Já em parceria com gestores do transporte de Belo Horizonte e do Rio de Janeiro, a empresa empregou a plataforma para estimar o impacto ambiental do transporte público e o efeito de medidas para aumentar a fluidez da rede de ônibus, como a implementação de corredores exclusivos.
Além do ganho na operação, com o aumento da velocidade dos ônibus, a redução do tempo de viagem e melhoria na qualidade do serviço – uma vez que é possível aumentar a frequência dos veículos, sem expandir a frota –, a implantação de corredores exclusivos diminui as emissões de GEE por esse setor, afirma Speicys.
“Um ônibus operando em uma velocidade maior, em um corredor exclusivo, emite menos gases de efeito estufa”, diz.
Também foram mapeadas as áreas de alagamento em linhas de ônibus dessas duas cidades a fim de possibilitar aos gestores públicos operar melhor a rede em condição de chuva (leia mais em https://pesquisaparainovacao.fapesp.br/1287).
A cidade de Belo Horizonte, por exemplo, foi fortemente afetada por chuvas no verão anterior à pandemia de COVID-19, que causou alagamentos em áreas da cidade até então sem registro de acúmulo de água.
“Os gestores da cidade foram surpreendidos com avenidas que até então nunca tinham sofrido alagamento e que, com as fortes chuvas, ficaram completamente alagadas.

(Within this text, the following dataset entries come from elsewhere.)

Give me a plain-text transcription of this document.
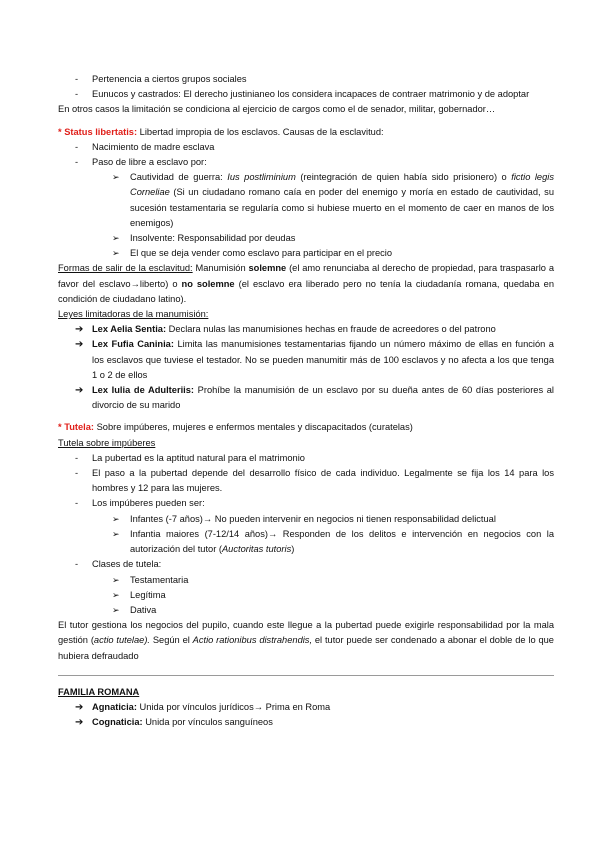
- Pertenencia a ciertos grupos sociales
- Eunucos y castrados: El derecho justinianeo los considera incapaces de contraer matrimonio y de adoptar

En otros casos la limitación se condiciona al ejercicio de cargos como el de senador, militar, gobernador…

* Status libertatis: Libertad impropia de los esclavos. Causas de la esclavitud:

- Nacimiento de madre esclava
- Paso de libre a esclavo por:
➢ Cautividad de guerra: Ius postliminium (reintegración de quien había sido prisionero) o fictio legis Corneliae (Si un ciudadano romano caía en poder del enemigo y moría en estado de cautividad, su sucesión testamentaria se regularía como si hubiese muerto en el momento de caer en manos de los enemigos)
➢ Insolvente: Responsabilidad por deudas
➢ El que se deja vender como esclavo para participar en el precio

Formas de salir de la esclavitud: Manumisión solemne (el amo renunciaba al derecho de propiedad, para traspasarlo a favor del esclavo→liberto) o no solemne (el esclavo era liberado pero no tenía la ciudadanía romana, quedaba en condición de ciudadano latino).

Leyes limitadoras de la manumisión:

➔ Lex Aelia Sentia: Declara nulas las manumisiones hechas en fraude de acreedores o del patrono
➔ Lex Fufia Caninia: Limita las manumisiones testamentarias fijando un número máximo de ellas en función a los esclavos que tuviese el testador. No se pueden manumitir más de 100 esclavos y no afecta a los que tenga 1 o 2 de ellos
➔ Lex Iulia de Adulteriis: Prohíbe la manumisión de un esclavo por su dueña antes de 60 días posteriores al divorcio de su marido

* Tutela: Sobre impúberes, mujeres e enfermos mentales y discapacitados (curatelas)

Tutela sobre impúberes

- La pubertad es la aptitud natural para el matrimonio
- El paso a la pubertad depende del desarrollo físico de cada individuo. Legalmente se fija los 14 para los hombres y 12 para las mujeres.
- Los impúberes pueden ser:
➢ Infantes (-7 años)→ No pueden intervenir en negocios ni tienen responsabilidad delictual
➢ Infantia maiores (7-12/14 años)→ Responden de los delitos e intervención en negocios con la autorización del tutor (Auctoritas tutoris)
- Clases de tutela:
➢ Testamentaria
➢ Legítima
➢ Dativa

El tutor gestiona los negocios del pupilo, cuando este llegue a la pubertad puede exigirle responsabilidad por la mala gestión (actio tutelae). Según el Actio rationibus distrahendis, el tutor puede ser condenado a abonar el doble de lo que hubiera defraudado

FAMILIA ROMANA

➔ Agnaticia: Unida por vínculos jurídicos→ Prima en Roma
➔ Cognaticia: Unida por vínculos sanguíneos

Essas vias são eixos importantes do transporte na cidade”, diz Speicys.
Uma vez que esses eventos climáticos devem se tornar mais frequentes e intensos, as cidades deverão começar a adaptar suas infraestruturas de transporte para minimizar os impactos, indica o especialista.
“Estamos estabelecendo uma parceria com a Climatempo para gerar alertas de tempestade. Com isso, será possível identificar as linhas de ônibus que apresentam maior risco de serem afetadas nas cidades, em tempo real”, diz Speicys.